In 1967, Christine Darden was added to the pool of ‘human computers’ who wrote complex programs and tediously crunched numbers for engineers at NASA’s Langley Research Center. But Darden wanted to do more than process the data — she wanted to create it.
After wading through daily calculations for eight years, Darden approached her supervisor to ask why men, with the same educational background as her (a master of science in applied mathematics), were being hired as engineers. Impressed by her skills, her supervisor transferred her to the engineering section, where she was one of few female aerospace engineers at NASA Langley during that time.
Her first assignment was to write a computer program for sonic boom. That program launched a 25-year career of working sonic boom minimization. Darden continued her education at George Washington University, and in 1983, she earned a doctorate degree in mechanical engineering.

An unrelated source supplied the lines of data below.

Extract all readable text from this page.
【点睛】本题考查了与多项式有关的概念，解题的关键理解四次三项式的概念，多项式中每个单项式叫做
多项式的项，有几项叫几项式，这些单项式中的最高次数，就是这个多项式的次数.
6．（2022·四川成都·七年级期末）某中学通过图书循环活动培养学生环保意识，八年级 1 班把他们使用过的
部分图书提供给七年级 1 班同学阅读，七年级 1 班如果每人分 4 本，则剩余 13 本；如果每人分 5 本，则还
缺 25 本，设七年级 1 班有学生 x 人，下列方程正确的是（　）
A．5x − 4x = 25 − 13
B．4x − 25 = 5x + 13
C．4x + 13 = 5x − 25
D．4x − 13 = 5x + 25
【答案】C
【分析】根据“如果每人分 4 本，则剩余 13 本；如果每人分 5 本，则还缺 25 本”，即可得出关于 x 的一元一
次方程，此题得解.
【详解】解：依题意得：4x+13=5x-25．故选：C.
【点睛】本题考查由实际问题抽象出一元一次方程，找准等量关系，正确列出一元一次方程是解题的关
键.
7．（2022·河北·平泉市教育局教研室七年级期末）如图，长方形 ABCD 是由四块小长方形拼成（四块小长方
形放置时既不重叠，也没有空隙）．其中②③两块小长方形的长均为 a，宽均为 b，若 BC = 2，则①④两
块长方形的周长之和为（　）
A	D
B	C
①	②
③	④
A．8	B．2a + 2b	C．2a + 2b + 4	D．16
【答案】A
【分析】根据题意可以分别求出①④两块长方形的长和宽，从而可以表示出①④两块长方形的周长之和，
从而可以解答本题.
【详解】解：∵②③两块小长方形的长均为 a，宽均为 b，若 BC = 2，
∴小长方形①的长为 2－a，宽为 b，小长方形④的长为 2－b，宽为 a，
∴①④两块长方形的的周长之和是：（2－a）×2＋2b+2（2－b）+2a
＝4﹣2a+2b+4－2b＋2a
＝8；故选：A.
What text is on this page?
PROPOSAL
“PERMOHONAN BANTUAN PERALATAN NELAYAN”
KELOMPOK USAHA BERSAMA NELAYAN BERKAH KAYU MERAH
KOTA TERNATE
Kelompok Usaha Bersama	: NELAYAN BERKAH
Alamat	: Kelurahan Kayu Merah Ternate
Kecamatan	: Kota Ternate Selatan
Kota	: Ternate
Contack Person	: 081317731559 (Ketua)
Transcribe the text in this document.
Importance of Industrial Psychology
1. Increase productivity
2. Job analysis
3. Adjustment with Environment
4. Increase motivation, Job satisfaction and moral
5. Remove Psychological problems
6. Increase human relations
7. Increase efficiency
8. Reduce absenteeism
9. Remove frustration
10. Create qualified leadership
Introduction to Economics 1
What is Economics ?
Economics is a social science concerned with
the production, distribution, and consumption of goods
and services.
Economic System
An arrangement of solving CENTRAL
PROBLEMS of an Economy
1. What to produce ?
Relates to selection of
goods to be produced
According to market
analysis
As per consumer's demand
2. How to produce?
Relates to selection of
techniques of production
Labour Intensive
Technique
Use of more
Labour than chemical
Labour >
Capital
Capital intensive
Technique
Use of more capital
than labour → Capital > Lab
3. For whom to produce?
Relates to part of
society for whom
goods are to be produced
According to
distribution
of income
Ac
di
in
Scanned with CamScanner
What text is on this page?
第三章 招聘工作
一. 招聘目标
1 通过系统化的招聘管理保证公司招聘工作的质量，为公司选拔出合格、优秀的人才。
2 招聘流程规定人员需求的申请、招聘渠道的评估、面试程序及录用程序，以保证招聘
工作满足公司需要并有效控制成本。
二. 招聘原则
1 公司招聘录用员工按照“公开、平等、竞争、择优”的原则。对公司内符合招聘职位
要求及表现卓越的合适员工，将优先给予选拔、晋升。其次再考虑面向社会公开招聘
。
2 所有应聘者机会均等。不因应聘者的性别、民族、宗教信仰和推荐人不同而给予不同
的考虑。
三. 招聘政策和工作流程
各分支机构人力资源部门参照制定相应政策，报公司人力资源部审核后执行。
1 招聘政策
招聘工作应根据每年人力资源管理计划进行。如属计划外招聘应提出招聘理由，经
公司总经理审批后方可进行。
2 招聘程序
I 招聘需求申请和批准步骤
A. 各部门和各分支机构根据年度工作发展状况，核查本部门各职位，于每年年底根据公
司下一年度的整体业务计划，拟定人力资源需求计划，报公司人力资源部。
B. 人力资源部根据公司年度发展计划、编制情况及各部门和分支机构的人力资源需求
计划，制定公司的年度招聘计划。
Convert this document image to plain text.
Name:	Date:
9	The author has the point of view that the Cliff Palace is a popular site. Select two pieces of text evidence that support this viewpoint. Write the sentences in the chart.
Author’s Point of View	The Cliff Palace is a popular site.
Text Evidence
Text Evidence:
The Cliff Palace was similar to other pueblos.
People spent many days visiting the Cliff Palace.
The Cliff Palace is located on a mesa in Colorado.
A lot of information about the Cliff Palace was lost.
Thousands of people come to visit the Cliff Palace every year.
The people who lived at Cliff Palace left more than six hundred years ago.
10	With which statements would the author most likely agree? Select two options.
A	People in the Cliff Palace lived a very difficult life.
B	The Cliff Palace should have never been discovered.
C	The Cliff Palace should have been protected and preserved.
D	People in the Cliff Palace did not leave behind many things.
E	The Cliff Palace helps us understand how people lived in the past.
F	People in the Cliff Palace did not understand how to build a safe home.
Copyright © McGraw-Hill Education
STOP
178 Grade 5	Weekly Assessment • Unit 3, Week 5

During her 40-year career at NASA, she led an advisory team composed of representatives from industrial manufacturers and academic institutions, became the deputy program manager of The TU-144 Experiments Program, an element of NASA’s High Speed Research Program; and, in 1999, she was appointed as the director in the Program Management Office of the Aerospace Performing Center where she was responsible for Langley research in air traffic management and other aeronautics programs managed at other NASA Centers. Darden also served as technical consultant on numerous government and private projects, and she is the author of more than 50 publications in the field of high lift wing design in supersonic flow, flap design, sonic boom prediction, and sonic boom minimization.